The feeling that accompanying mature sexual attraction is love. According to Freud, what a person is willing to do for love, is actually done just for sex, in essence to preserve the continuation of human reproduction.
Erikson focused just on the 6th stage of psychosocial development. He focused on when the person is in their 20's and established identity as an adult as the time when mature love develops for a person.
He also mentions intimacy and isolation, where the person is ready to commit to another person in order to form an intimate relationship, and experience love. He thought that only those who have found their identity as a person would be able to experience true intimacy and therefore real love, and saw love itself to be the result of normal, healthy development in a person.
Shaver had a modern approach that used models of attachment that were learned during someone's childhood that could account for differences that someone's has in the quality of their adult relationships.
Basically, he thought that a child's attachment relationship could be seen in their adult relationships as well. Secure lovers, avoidant lovers, and anxious- ambivalent lovers are the 3 types of romantic attachment styles that Shaver came up with.
Love could be defined by early childhood experiences, or the amount of dopamine we have, or by a biological need to produce. Love does possess a level of commitment to want to have a relationship with the person that you love, not necessarily an intimate relationship but some kind of relationship.
If we take the cognitive approach to love, we would have to classify different types of love.

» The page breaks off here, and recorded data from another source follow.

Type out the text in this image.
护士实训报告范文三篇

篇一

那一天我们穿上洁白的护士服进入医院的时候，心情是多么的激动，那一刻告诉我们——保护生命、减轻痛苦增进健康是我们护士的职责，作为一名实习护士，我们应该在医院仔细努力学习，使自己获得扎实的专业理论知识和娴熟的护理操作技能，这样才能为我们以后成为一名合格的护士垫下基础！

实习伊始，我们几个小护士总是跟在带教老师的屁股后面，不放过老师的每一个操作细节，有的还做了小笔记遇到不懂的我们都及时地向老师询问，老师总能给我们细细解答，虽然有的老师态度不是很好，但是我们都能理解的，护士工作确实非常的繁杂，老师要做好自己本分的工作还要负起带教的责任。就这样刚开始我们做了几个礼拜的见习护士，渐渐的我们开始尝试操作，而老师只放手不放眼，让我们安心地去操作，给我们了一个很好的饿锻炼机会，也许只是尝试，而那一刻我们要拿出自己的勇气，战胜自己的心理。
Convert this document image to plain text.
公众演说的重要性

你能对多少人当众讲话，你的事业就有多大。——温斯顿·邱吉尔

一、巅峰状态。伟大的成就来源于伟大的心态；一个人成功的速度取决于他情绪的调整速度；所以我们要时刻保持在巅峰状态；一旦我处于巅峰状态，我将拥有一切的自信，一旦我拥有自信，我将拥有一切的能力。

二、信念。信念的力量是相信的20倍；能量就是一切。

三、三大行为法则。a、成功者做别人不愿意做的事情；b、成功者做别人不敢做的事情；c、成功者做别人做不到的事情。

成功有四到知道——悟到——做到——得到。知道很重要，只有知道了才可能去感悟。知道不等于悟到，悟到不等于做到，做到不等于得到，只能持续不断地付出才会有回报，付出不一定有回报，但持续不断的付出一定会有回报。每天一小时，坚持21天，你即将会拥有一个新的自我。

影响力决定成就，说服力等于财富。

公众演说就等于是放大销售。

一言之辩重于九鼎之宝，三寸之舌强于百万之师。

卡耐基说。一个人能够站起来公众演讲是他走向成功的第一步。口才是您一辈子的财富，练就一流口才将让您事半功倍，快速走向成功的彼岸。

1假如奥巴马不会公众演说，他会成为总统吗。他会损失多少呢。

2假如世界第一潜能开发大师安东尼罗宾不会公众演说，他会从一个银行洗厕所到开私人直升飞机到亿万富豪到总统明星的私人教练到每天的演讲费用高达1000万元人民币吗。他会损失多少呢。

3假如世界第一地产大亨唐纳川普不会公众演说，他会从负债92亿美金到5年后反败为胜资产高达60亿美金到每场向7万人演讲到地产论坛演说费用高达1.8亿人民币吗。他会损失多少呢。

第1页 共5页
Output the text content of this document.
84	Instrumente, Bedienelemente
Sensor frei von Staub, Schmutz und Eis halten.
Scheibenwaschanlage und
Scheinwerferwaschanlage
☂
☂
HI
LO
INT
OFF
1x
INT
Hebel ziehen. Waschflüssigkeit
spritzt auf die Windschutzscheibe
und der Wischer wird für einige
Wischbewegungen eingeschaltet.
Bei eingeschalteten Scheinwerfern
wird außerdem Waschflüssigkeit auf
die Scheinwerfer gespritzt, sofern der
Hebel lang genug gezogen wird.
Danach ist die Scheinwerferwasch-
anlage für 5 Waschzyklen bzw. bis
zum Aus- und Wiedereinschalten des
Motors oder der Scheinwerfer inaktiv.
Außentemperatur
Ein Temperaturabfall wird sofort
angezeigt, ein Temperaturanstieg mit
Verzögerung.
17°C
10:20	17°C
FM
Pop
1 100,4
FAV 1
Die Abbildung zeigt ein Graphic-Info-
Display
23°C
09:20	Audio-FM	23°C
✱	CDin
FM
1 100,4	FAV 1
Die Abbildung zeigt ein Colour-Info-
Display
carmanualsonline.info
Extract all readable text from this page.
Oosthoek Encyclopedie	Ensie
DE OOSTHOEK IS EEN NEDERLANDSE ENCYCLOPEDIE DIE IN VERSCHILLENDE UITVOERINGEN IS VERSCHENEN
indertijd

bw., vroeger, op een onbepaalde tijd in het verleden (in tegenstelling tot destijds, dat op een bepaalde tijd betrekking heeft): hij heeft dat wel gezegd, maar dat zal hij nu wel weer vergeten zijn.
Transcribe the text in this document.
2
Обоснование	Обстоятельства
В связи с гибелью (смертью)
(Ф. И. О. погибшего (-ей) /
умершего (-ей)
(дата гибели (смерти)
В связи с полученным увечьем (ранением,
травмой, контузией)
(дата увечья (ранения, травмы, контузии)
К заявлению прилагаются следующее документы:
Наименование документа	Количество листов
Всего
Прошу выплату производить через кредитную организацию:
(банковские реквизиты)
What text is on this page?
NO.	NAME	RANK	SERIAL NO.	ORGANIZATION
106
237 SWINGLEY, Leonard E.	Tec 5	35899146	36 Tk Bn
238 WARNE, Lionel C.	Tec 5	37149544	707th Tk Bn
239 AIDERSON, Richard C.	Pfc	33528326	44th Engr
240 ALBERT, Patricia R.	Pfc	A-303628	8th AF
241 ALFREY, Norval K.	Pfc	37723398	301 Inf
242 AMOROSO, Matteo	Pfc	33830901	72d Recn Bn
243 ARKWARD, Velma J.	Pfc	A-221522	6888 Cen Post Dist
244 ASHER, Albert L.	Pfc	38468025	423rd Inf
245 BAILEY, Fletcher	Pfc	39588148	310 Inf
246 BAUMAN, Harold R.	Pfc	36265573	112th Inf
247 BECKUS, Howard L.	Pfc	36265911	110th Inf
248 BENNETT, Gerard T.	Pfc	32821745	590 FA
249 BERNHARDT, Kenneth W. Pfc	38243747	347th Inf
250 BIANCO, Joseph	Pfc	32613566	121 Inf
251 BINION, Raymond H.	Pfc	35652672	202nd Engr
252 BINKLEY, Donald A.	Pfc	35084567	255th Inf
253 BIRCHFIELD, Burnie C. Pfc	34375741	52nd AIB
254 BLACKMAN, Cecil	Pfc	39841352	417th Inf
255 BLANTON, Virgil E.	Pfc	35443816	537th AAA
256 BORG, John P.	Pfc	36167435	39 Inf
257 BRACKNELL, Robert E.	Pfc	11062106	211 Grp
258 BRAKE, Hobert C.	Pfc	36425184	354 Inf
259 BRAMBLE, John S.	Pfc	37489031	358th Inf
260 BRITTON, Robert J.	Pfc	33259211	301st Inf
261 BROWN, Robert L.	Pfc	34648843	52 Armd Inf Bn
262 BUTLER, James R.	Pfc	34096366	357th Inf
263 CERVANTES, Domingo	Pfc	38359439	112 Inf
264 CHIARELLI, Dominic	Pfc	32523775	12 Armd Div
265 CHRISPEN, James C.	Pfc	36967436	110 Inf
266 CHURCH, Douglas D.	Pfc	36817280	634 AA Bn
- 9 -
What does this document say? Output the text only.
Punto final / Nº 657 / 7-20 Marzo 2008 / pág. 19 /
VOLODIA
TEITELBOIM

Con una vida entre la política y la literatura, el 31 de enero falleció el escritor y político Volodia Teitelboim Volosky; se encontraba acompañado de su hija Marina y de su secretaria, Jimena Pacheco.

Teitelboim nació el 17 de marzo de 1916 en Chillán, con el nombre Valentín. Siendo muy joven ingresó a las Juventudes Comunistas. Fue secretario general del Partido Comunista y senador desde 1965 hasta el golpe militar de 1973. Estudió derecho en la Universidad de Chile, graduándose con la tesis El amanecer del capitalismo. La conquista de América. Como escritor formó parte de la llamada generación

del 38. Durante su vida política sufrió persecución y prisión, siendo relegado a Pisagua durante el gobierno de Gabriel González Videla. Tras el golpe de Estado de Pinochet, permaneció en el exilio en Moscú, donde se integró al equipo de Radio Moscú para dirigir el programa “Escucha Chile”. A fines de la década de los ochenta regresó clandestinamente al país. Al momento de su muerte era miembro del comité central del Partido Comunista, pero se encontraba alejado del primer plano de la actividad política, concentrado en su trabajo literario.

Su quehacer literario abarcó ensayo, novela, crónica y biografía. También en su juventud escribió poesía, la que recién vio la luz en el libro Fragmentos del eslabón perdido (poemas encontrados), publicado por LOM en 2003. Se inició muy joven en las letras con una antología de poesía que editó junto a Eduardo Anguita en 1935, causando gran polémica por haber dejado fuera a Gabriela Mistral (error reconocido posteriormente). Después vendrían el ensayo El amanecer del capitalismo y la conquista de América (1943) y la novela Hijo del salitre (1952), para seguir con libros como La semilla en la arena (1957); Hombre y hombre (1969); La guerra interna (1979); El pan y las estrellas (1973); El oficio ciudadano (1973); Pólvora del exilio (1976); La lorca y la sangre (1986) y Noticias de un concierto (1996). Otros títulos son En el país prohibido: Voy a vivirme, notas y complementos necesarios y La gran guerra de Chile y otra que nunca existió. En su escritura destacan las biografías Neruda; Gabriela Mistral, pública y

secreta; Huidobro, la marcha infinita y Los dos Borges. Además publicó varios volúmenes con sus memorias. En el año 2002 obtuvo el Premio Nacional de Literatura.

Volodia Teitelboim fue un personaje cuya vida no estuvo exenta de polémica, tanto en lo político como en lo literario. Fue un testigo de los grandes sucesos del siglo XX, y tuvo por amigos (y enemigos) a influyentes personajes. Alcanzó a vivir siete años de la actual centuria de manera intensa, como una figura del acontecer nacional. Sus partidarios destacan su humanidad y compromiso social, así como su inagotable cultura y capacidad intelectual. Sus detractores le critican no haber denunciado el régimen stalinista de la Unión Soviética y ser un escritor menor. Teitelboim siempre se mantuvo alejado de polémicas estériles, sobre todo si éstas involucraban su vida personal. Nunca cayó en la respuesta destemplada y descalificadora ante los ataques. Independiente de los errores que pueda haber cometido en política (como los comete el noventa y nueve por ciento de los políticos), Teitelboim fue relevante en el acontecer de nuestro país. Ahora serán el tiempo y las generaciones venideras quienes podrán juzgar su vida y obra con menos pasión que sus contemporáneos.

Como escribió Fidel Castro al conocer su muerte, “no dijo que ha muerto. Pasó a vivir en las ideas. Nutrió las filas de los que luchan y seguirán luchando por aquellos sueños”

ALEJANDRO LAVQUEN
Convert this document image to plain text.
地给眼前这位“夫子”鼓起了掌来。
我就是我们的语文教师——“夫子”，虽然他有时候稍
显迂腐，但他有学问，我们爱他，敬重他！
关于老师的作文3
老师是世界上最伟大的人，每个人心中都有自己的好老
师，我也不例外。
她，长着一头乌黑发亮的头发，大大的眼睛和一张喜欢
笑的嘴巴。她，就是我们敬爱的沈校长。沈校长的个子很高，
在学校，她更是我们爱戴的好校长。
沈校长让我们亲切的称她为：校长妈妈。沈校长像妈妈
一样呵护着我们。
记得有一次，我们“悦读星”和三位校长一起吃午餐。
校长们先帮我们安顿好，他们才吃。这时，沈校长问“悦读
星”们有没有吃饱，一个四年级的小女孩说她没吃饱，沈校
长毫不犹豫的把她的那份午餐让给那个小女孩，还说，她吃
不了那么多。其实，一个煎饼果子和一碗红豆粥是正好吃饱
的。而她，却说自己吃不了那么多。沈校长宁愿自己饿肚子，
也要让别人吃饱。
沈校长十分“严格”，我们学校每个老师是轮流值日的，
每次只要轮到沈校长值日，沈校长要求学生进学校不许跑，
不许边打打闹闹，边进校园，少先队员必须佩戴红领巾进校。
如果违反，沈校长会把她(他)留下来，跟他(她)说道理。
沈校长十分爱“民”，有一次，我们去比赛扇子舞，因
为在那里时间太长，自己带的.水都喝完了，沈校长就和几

Since our thoughts are so involved with our feelings, there are many different kinds of love.
If I had to pick one, I agree more with Eriksons view, that in our early 20's when we are able to find our identity, we are capable of having a real true love.
Love that I felt when I was 16 is different than love I feel for someone now, but everything is different about it, the person, and the person that I have grown into, the more that I mature as an adult, I am able to seriously narrow down what I am looking for in another person, and what my deal breakers are. Love is defined as a set of feelings that equals a commitment to someone else.